Regular expressions can be used in the QA stage of a translation in Trados, for example, in order to catch and/or convert parts of the text that were not properly localized for the target audience, i.e., incorrect punctuation or date formats. We have come up with five regular expressions that may be of use when working between Russian and US English.
Placement of period with quotation marks
\"\.
\.\"
The first would be a rule for periods located outside of quotation marks:
“Hello there”.
which would be used for Russian (or non-US English). The second would be for periods inside quotation marks:
“Hello there.”
which we use for US English.
Quoted speech
\,\"\s\w
\,\s\—
Russian does not close quotation marks until the end of a quote, even if you interrupt it in the text, and instead uses an em dash.

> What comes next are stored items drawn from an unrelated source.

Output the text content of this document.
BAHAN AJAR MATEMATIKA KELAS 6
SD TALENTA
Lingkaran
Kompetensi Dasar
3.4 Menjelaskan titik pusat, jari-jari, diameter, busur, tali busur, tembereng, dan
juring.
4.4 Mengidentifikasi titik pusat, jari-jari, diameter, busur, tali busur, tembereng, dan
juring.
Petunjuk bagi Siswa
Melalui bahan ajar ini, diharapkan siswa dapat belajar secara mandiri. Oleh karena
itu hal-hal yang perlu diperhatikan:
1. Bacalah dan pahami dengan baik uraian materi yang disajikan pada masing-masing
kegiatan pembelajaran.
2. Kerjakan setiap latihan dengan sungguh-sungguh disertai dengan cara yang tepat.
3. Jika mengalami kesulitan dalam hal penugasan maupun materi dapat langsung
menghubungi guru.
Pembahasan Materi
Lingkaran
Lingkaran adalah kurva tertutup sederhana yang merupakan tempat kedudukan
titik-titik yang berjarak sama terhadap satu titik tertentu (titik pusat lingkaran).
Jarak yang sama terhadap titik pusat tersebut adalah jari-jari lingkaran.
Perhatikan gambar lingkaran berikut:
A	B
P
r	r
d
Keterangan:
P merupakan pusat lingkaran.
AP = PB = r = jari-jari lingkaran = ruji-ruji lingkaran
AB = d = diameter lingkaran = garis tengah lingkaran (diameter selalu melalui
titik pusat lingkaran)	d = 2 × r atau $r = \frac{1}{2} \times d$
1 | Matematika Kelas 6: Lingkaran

“I thought that was you,” he said, (first example, English: comma, quotation mark, white space, letter)
“I thought that was you, — he said, (second example, Russian: comma, white space, em dash)
Date Punctuation
\d{2}\/\d{2}\/\d{4}
\d{2}\.\d{2}.\d{4}
A forward slash is one way that US English writes dates. Russian uses periods. If you already have the date in the correct order (day month year) and with the full year, as is the norm in Russian, these expressions show forward slash in a date to period.
12/01/1999 (first example: two digits, followed by a slash, followed by another two digits, followed by a slash, followed by four digits)
12.01.1999 (second example: two digits, followed by a period, followed by another two digits, followed by a period, followed by four digits)
Phone Numbers
\(\d{3}\)\-\d{3}\-\d{4}
\(\d{3}\)\s\d{3}\-\d{2}\-\d{2}
Russian phone numbers are written with a space after the area code and the last four digits are broken up into two groups. If you had an English text where the phone numbers were written as (555)-555-1234, as in the first example, you could then use the second to end up with a phone number that looks like (555) 555-12-34.
Numbers Greater Than 100
(\d{1,3})\,
(\d{1,3})\s
For numbers larger than 100, Russian uses white space, rather than a comma (commas are used to indicate decimals). The first regular expression here would be for something like 100,000,000, and the second would produce 100 000 000.